Automating transactions like prior authorizations can streamline workflows, and also help prevent denials by alerting schedulers if a rescheduled service falls on a date beyond the authorization’s end date. For example, the technology flags the scheduler that the authorization needs to be renewed, which can save some providers hundreds of thousands of dollars a year. That’s in addition to savings from avoiding denials based on a neglect to acquire an authorization at all.
Health plans can align with providers by offering efficient administrative processes. Ideally, alignment should allow providers to share with payers all relevant clinical data on their patients based on an agreed upon care plan and compensation.

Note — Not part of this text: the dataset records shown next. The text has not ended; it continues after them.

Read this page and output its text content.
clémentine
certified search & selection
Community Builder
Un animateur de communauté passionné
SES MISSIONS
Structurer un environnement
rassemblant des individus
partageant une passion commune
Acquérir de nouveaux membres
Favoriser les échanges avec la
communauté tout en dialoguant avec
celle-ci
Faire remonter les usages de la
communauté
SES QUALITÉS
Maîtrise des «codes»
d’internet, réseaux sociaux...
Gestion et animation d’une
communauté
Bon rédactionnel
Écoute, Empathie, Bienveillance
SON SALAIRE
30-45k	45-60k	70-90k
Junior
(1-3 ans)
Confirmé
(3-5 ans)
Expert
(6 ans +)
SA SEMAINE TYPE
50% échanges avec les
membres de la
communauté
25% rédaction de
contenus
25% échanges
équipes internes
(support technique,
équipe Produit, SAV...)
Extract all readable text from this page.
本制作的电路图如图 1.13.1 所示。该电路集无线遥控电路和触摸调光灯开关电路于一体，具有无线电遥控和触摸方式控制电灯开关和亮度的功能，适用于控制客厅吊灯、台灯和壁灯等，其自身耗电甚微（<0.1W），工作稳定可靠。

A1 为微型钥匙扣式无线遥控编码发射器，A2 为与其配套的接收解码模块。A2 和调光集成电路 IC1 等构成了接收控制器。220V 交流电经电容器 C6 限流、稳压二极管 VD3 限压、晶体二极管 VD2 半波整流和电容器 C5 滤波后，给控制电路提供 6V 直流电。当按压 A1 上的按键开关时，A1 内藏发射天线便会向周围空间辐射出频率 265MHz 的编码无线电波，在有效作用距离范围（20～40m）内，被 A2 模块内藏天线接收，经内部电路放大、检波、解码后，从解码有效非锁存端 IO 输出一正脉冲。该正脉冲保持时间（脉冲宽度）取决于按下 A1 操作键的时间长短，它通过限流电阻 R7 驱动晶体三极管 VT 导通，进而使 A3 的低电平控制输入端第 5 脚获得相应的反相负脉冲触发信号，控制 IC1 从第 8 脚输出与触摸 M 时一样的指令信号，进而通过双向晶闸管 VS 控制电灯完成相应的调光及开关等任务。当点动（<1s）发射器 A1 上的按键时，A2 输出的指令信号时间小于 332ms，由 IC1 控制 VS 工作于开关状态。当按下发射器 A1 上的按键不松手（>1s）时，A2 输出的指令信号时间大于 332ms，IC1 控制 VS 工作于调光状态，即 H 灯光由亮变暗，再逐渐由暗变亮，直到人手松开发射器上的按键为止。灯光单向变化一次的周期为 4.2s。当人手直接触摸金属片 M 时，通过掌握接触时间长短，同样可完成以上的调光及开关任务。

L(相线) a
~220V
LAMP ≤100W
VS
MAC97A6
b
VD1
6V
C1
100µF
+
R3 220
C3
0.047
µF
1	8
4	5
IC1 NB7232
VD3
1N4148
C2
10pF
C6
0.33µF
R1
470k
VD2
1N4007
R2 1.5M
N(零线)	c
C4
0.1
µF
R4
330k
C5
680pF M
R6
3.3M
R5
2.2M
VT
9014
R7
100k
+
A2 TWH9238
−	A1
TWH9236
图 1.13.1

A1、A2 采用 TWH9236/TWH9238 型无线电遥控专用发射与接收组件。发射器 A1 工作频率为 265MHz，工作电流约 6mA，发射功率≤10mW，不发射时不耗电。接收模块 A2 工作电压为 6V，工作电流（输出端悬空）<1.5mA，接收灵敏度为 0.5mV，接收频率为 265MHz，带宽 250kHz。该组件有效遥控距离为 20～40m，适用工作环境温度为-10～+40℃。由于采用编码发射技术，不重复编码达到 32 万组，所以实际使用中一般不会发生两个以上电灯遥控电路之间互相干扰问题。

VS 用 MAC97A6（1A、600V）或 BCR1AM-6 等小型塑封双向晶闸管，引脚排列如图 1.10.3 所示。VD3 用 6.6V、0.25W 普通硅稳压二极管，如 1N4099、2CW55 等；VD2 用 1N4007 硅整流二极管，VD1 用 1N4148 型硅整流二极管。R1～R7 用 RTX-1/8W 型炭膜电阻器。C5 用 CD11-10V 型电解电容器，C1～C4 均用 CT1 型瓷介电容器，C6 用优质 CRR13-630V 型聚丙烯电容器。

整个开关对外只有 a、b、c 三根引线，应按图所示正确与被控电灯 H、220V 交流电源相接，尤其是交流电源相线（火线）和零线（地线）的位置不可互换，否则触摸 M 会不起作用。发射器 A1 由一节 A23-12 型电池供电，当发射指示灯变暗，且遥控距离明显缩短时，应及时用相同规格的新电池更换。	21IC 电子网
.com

Payers would reciprocate with clinical care support and administrative tools to ease costs and administrative burdens, and enhance efficiencies and clinical outcomes through actionable data shared throughout the continuum.
For example, automating utilization management and other transaction processes can streamline workflows, as well as speed the exchange of clinical, financial and patient data to near-real time. In addition, the use of multi-payer portals allows providers to exchange information with multiple health plans they contract with at the same time.
Claims Denial Management
Automation can also positively impact the rate of denied claims. According to the Advisory Board, although nearly two-thirds of denied claims are recoverable, 90% are preventable. The truth is that most denied claims are the result of errors, oversights, and the inefficiencies of manual claims processing.
Employing technology and services that improve a provider’s clean-claim rate by eliminating manual functions, identifying claim issues—such as eligibility and authorizations—and capturing modification in health plan rules before prior to submission can save hospitals and health systems millions of dollars in claim adjudication costs. Automation can also help with bundled-payment programs, which aggregates payments into a single fee and are often a cause of denied claims.
Effective automation relies on good business process design, with multiple factors to consider, including systems use, business impact, data touchpoints, ROI of labor, and investment. And the ROI—from the front office and the back office—is significant.
For example, robotic process automation (RPA) reduces or can even totally eliminate the manual effort required for many activities or tasks. RPA doesn’t require back-office integration through APIs and seamlessly works with end-user interfaces and enterprise applications. The technology-agnostic solutions work well with data-intensive processes, across multiple domains and industry verticals.
As health plans address the underlying problems of organizational silos, legacy systems, and manual processes, they are making it easier for providers to share quality and risk information; reducing the number of requests to providers by asking the right person for the right information at the right time; and improving adoption of data management systems by allowing providers to quickly and easily update their demographic information and send it to all participating health plans.
With access to timely and accurate data, health plans are better able to manage costs, improve engagement with providers, and ensure members have the information they need to make informed healthcare decisions.